Creates Bank on California under DBO 

AB 1292 (Dababneh)

Various changes to Data Breach Notification Laws

SB 570; AB 83; AB 259; AB 964

 

NY Bitlicense Finalized

DIGSOUTH_ShaneSnowQA_042913New York’s Department of Financial Services finalized its rules regarding the regulation of a person engaged in “any virtual currency business activity.”

Under these regulations, “virtual currency business activity” is defined to mean:

“the conduct of any one of the following types of activities involving New York or a New York Resident:

(1) receiving Virtual Currency for Transmission or Transmitting Virtual Currency, except where the transaction is undertaken for non-financial purposes and does not involve the transfer of more than a nominal amount of Virtual Currency;

(2) storing, holding, or maintaining custody or control of Virtual Currency on behalf of others;

(3) buying and selling Virtual Currency as a customer business;

(4) performing Exchange Services as a customer business; or

(5) controlling, administering, or issuing a Virtual Currency.
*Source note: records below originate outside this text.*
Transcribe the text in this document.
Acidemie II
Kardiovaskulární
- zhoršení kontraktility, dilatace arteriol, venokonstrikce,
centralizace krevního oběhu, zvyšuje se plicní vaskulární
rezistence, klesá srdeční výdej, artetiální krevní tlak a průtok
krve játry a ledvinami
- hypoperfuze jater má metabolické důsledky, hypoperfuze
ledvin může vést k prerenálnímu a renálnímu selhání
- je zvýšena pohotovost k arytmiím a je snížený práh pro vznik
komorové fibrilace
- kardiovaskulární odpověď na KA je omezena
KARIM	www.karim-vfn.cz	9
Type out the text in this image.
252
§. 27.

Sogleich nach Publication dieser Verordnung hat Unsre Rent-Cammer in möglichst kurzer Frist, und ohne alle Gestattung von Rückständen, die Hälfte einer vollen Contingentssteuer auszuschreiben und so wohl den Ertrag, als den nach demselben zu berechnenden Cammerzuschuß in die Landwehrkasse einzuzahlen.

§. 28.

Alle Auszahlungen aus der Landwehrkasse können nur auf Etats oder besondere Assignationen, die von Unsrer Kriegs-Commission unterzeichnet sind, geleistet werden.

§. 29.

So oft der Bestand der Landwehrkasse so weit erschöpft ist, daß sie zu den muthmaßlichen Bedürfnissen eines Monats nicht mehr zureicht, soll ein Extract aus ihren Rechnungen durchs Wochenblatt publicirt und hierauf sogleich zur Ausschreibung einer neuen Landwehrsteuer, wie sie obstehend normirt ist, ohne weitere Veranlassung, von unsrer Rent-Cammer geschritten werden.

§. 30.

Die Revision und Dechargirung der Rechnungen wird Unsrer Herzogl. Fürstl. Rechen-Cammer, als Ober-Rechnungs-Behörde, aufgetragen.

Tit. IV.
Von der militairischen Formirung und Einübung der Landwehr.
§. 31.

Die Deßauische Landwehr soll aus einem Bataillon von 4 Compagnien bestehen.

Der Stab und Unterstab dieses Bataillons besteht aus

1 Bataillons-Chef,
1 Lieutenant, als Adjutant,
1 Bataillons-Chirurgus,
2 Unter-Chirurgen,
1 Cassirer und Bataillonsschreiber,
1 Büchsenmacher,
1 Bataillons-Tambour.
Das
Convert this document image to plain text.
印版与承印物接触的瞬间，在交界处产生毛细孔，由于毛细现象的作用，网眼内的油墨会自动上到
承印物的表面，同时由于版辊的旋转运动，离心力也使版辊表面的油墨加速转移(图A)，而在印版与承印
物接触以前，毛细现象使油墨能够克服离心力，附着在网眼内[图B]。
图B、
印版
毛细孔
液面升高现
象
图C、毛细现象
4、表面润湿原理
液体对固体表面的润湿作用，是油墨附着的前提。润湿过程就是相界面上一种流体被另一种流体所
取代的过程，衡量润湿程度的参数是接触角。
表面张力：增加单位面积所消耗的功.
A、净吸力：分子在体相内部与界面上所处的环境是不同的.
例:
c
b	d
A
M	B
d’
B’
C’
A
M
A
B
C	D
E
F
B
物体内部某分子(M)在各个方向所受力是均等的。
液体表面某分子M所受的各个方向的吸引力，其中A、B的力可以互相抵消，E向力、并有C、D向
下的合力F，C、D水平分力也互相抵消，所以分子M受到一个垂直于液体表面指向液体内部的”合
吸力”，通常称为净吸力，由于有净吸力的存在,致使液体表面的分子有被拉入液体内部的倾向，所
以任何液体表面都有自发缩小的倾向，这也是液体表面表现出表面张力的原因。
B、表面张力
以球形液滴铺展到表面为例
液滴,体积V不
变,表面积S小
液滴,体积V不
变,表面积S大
The development and dissemination of software in and of itself does not constitute Virtual Currency Business Activity.”

There are two categories of exemption:

“(1) Persons that are chartered under the New York Banking Law and are approved by the superintendent to engage in Virtual Currency Business Activity; and

(2) merchants and consumers that utilize Virtual Currency solely for the purchase or sale of goods or services or for investment purposes.”

These rules also include a detailed application, a $5000 application fee, a compliance officer, compliance policies and procedures on anti-money laundering and security, capital requirements, and consumer disclosures.